Investors looking to avoid the EU Savings Tax Directive by moving to Singapore may have pulled the short straw. Under pressure from OECD countries over its impressive bank secrecy, Singapore has looked to buckle up with its senior finance minister denying that it is a tax haven, and encouraging further OECD cooperation.
The mininster for Finance and Transport Lim Hwee Hua has said that although the Republic has low taxes, it has a strong rule of law and is looking to adopt the Organisation of Economic Cooperation and Development (OECD) standard for transparency and effective exchange of tax information.
‘We will be engaging the OECD and the industry to study this OECD standard with a view to endorsing it,’ said Lim.
This news may frighten many investors who have invested in Singapore offshore banking following the introduction of the EU Savings Tax Directive in 2005. It requires countries that are signatories to either deduct withholding tax at source or disclose details of foreign depositors to their home jurisdictions.
The directive caused many investors to flee out of havens that were affected by the measure such as the Channel Islands, Switzerland and the Cayman Islands to farther fields such as Honk Kong and Singapore.

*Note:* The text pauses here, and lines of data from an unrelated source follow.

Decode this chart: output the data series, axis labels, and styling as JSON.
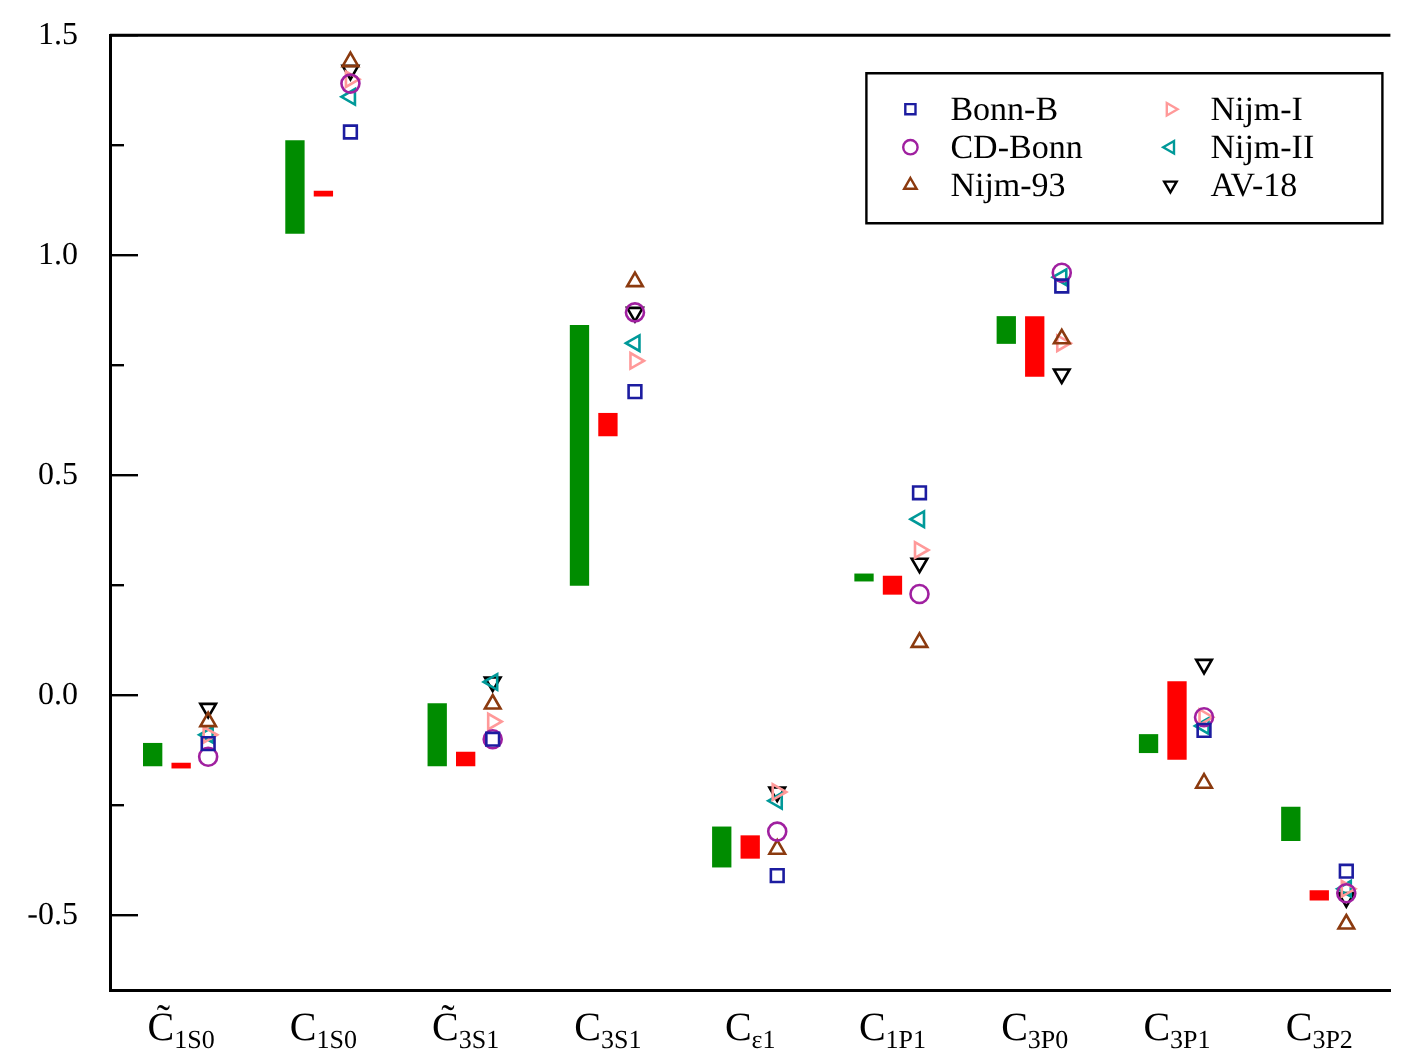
{
  "chart_data": {
    "type": "bar",
    "categories": [
      "C̃$_{1S0}$",
      "C$_{1S0}$",
      "C̃$_{3S1}$",
      "C$_{3S1}$",
      "C$_{ε1}$",
      "C$_{1P1}$",
      "C$_{3P0}$",
      "C$_{3P1}$",
      "C$_{3P2}$"
    ],
    "ylim": [
      -0.67,
      1.5
    ],
    "yticks": [
      -0.5,
      {
        "value": -0.25,
        "label": null
      },
      "0.0",
      {
        "value": 0.25,
        "label": null
      },
      0.5,
      {
        "value": 0.75,
        "label": null
      },
      "1.0",
      {
        "value": 1.25,
        "label": null
      },
      1.5
    ],
    "legend": "top right",
    "series": [
      {
        "color": "#008c00",
        "base": [
          -0.16,
          1.05,
          -0.16,
          0.25,
          -0.39,
          0.26,
          0.8,
          -0.13,
          -0.33
        ],
        "values": [
          0.05,
          0.21,
          0.14,
          0.59,
          0.09,
          0.015,
          0.06,
          0.04,
          0.075
        ]
      },
      {
        "color": "#ff0000",
        "base": [
          -0.165,
          1.135,
          -0.16,
          0.59,
          -0.37,
          0.23,
          0.725,
          -0.145,
          -0.465
        ],
        "values": [
          0.01,
          0.01,
          0.03,
          0.05,
          0.05,
          0.04,
          0.135,
          0.175,
          0.02
        ]
      },
      {
        "type": "scatter",
        "name": "Bonn-B",
        "color": "#1c1ca0",
        "marker": "square",
        "values": [
          -0.11,
          1.28,
          -0.1,
          0.69,
          -0.41,
          0.46,
          0.93,
          -0.08,
          -0.4
        ]
      },
      {
        "type": "scatter",
        "name": "CD-Bonn",
        "color": "#a020a0",
        "marker": "circle",
        "values": [
          -0.14,
          1.39,
          -0.1,
          0.87,
          -0.31,
          0.23,
          0.96,
          -0.05,
          -0.45
        ]
      },
      {
        "type": "scatter",
        "name": "Nijm-93",
        "color": "#8b3a0f",
        "marker": "triangle",
        "values": [
          -0.06,
          1.44,
          -0.02,
          0.94,
          -0.35,
          0.12,
          0.81,
          -0.2,
          -0.52
        ]
      },
      {
        "type": "scatter",
        "name": "Nijm-I",
        "color": "#ff9999",
        "marker": "triangle-right",
        "values": [
          -0.09,
          1.4,
          -0.06,
          0.76,
          -0.22,
          0.33,
          0.8,
          -0.05,
          -0.44
        ]
      },
      {
        "type": "scatter",
        "name": "Nijm-II",
        "color": "#009999",
        "marker": "triangle-left",
        "values": [
          -0.09,
          1.36,
          0.03,
          0.8,
          -0.24,
          0.4,
          0.95,
          -0.07,
          -0.44
        ]
      },
      {
        "type": "scatter",
        "name": "AV-18",
        "color": "#000000",
        "marker": "triangle-down",
        "values": [
          -0.03,
          1.42,
          0.03,
          0.87,
          -0.22,
          0.3,
          0.73,
          0.07,
          -0.46
        ]
      }
    ]
  }
}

Singapore saw a huge expansion of its wealth management business due to its perceived independence from the EU. Total assets in the Singaporean banking system grew from $150 billion in 1998 to $1.173 trillion by the end of 2007 reports citynewswire.
Countries which have agreed to comply with the EU directive are Andorra, Anguilla, Aruba, Austria, Belgium, British Virgin Islands, Cayman Islands, Channel Islands, Cyprus, Czech Republic, Denmark, Estonia, Finland, France, Germany, Greece, Hungary, Ireland, Isle of Man, Italy, Latvia, Lichtenstein, Lithuania, Luxembourg, Malta, Monaco, Montserrat, Netherlands, Netherlands Antilles, Poland, Portugal, San Marino, Slovakia, Slovenia, Spain, Sweden, Switzerland, Turks and Caicos, the UK – but up until now, not Singapore or Hong Kong. See OECD website for recent bilateral tax agreements
Both are huge banking centers in their own right and attractive to foreign investors – but for how long?